Feuding Brothers
Our culture is deeply divided into two warring entrenched teams, the left and the right, that despise one another. As a result, seemingly every issue that arises explodes into an online prison riot complete with mattresses on fire and the guards who try to calm things down getting shanked.
There’s a Bible story that mirrors the situation in our culture. It is a story most people know—one of the best known tales in the history of world literature. Our shorthand name is the “Parable of the Prodigal Son” (Luke 15:11-32). The beginning of the story revolves around a younger brother who insulted his father by demanding his inheritance early, more or less wishing that his dad was already dead. This rebellious son took his money and squandered it in the usual way—eat a lot, drink a lot, and sex a lot until you hit rock bottom. This Jewish boy wound up flat broke, hung over, and eating slop with pigs.
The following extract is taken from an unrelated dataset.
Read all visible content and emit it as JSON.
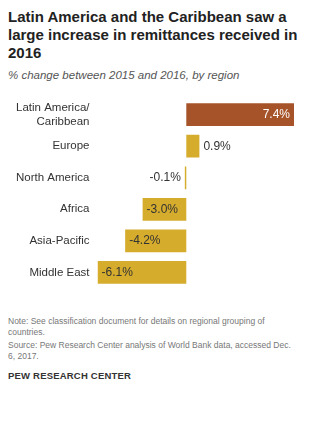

Everyone knows that a “prodigal son” is someone who has wandered off down some destructive road. But in the story there are actually two lost brothers. One hit the road. The other got lost at home. Outwardly the older brother seemed to comply with all of his father’s wishes. This religious son looked like he was doing everything he was supposed to. But inwardly the older brother burned with anger that he was working hard while his younger brother was partying hard. When the rebellious brother comes to his senses and runs home, the religious brother’s resentment boils. When the father welcomes the rebellious brother home, the religious brother explodes. He lists all the ways he was right and his younger brother wrong.
The rebellious son resembles people we talked to in the focus groups. They might say, “I left my father’s house. I’m going to go do whatever I want to do. I don’t need my dad dictating what I can’t do. I want to sleep with her and him while drunk and put it on YouTube because I am done with guilt and God.”
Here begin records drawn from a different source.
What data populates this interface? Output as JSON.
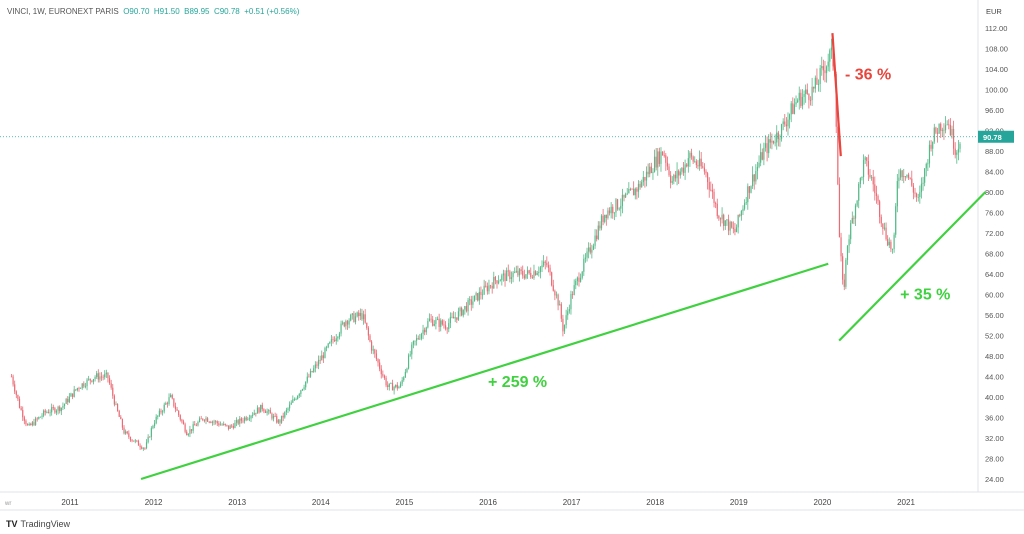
{
  "header": {
    "symbol": "VINCI, 1W, EURONEXT PARIS",
    "open": "O90.70",
    "high": "H91.50",
    "low": "B89.95",
    "close": "C90.78",
    "change": "+0.51 (+0.56%)"
  },
  "brand": {
    "logo": "TV",
    "name": "TradingView"
  },
  "chart_data": {
    "type": "candlestick",
    "title": "VINCI, 1W, EURONEXT PARIS",
    "currency": "EUR",
    "ylim": [
      22,
      114
    ],
    "y_ticks": [
      "24.00",
      "28.00",
      "32.00",
      "36.00",
      "40.00",
      "44.00",
      "48.00",
      "52.00",
      "56.00",
      "60.00",
      "64.00",
      "68.00",
      "72.00",
      "76.00",
      "80.00",
      "84.00",
      "88.00",
      "92.00",
      "96.00",
      "100.00",
      "104.00",
      "108.00",
      "112.00"
    ],
    "x_ticks": [
      "2011",
      "2012",
      "2013",
      "2014",
      "2015",
      "2016",
      "2017",
      "2018",
      "2019",
      "2020",
      "2021"
    ],
    "x_axis_start_label": "wr",
    "last_price": "90.78",
    "colors": {
      "up": "#53b987",
      "down": "#eb6a74",
      "last": "#26a69a",
      "trend_up": "#3fd13f",
      "trend_down": "#e8453c"
    },
    "price_path": [
      [
        2010.3,
        44
      ],
      [
        2010.4,
        38
      ],
      [
        2010.5,
        34
      ],
      [
        2010.7,
        37
      ],
      [
        2010.9,
        38
      ],
      [
        2011.1,
        42
      ],
      [
        2011.3,
        44
      ],
      [
        2011.45,
        44
      ],
      [
        2011.55,
        38
      ],
      [
        2011.65,
        33
      ],
      [
        2011.8,
        31
      ],
      [
        2011.9,
        30
      ],
      [
        2012.0,
        35
      ],
      [
        2012.2,
        40
      ],
      [
        2012.4,
        33
      ],
      [
        2012.6,
        36
      ],
      [
        2012.9,
        34
      ],
      [
        2013.0,
        35
      ],
      [
        2013.3,
        38
      ],
      [
        2013.5,
        35
      ],
      [
        2013.7,
        40
      ],
      [
        2013.9,
        45
      ],
      [
        2014.1,
        50
      ],
      [
        2014.3,
        55
      ],
      [
        2014.5,
        56
      ],
      [
        2014.6,
        50
      ],
      [
        2014.8,
        42
      ],
      [
        2014.95,
        42
      ],
      [
        2015.1,
        50
      ],
      [
        2015.3,
        55
      ],
      [
        2015.5,
        54
      ],
      [
        2015.7,
        57
      ],
      [
        2015.9,
        60
      ],
      [
        2016.1,
        63
      ],
      [
        2016.3,
        64
      ],
      [
        2016.5,
        64
      ],
      [
        2016.7,
        66
      ],
      [
        2016.85,
        58
      ],
      [
        2016.9,
        53
      ],
      [
        2017.0,
        60
      ],
      [
        2017.2,
        68
      ],
      [
        2017.4,
        76
      ],
      [
        2017.6,
        78
      ],
      [
        2017.8,
        81
      ],
      [
        2018.0,
        86
      ],
      [
        2018.1,
        88
      ],
      [
        2018.2,
        82
      ],
      [
        2018.35,
        85
      ],
      [
        2018.4,
        87
      ],
      [
        2018.6,
        84
      ],
      [
        2018.75,
        76
      ],
      [
        2018.95,
        72
      ],
      [
        2019.1,
        80
      ],
      [
        2019.3,
        88
      ],
      [
        2019.5,
        92
      ],
      [
        2019.7,
        98
      ],
      [
        2019.9,
        100
      ],
      [
        2020.1,
        107
      ],
      [
        2020.15,
        104
      ],
      [
        2020.2,
        72
      ],
      [
        2020.25,
        60
      ],
      [
        2020.3,
        70
      ],
      [
        2020.4,
        78
      ],
      [
        2020.5,
        86
      ],
      [
        2020.6,
        82
      ],
      [
        2020.75,
        72
      ],
      [
        2020.85,
        68
      ],
      [
        2020.9,
        84
      ],
      [
        2021.0,
        84
      ],
      [
        2021.15,
        78
      ],
      [
        2021.3,
        90
      ],
      [
        2021.4,
        93
      ],
      [
        2021.5,
        94
      ],
      [
        2021.6,
        88
      ],
      [
        2021.65,
        90.78
      ]
    ],
    "annotations": [
      {
        "text": "- 36 %",
        "color": "red",
        "line": [
          [
            2020.12,
            111
          ],
          [
            2020.22,
            87
          ]
        ],
        "at": [
          2020.27,
          102
        ]
      },
      {
        "text": "+ 259 %",
        "color": "green",
        "line": [
          [
            2011.85,
            24
          ],
          [
            2020.07,
            66
          ]
        ],
        "at": [
          2016.0,
          42
        ]
      },
      {
        "text": "+ 35 %",
        "color": "green",
        "line": [
          [
            2020.2,
            51
          ],
          [
            2021.95,
            80
          ]
        ],
        "at": [
          2020.93,
          59
        ]
      }
    ]
  }
}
As you consider your personal history you might identify with the rebellious brother. Or, perhaps you are more like the religious brother, a guy who resembles Christians who are pious, hardworking, upright, and uptight. His heart is pretty self-righteous. He is kind of full of himself. When people around us react against Christianity and the church, it is the religious son they have in mind. If we examine their caricatures of the church, that is what they are thinking. They look at this guy and say, “You’re a hypocrite. You’ve got your own stuff. You’re not as good as you think you are. You fake it better on the outside, but on the inside you’re not any different from us. What right do you have to judge us?”
And there the discussion ends. Two sons at odds. Communication is cut off. They talk about each other but never to each other. There is a solution to this impasse—the third son, the guy who told the story. Our hope is not in the religious son or the rebellious son but in the redeeming son, Jesus the Son of God. We will see more of the brothers’ unfolding story at significant points.
Like the story of the Prodigal Son, Christians and non-Christians are prone to talk about one another but not talk with one another. My attempt is to have a conversation with you about people’s problems with Christianity so that you can have similar conversations with others—maybe even with someone who wonders if you are crazy.
In this series of blogs, I will draw on the experience and expertise of top Christian thinkers and leaders who have carefully considered the objections raised by the un-churched and the de-churched. Once I had reviewed every bit of data from the phone surveys and every word transcribed from the focus groups, I undertook the third part of my research, tapping some of the brightest minds on the planet to get their insights about the issues. I conducted one-on-one mainly phone interviews with most of these experts which were then transcribed. A few chose to instead send emails. All were enlightening. Many of their quotes will be shared throughout this project to help explain, in a loving and compelling way, why biblical Christianity is both true and good.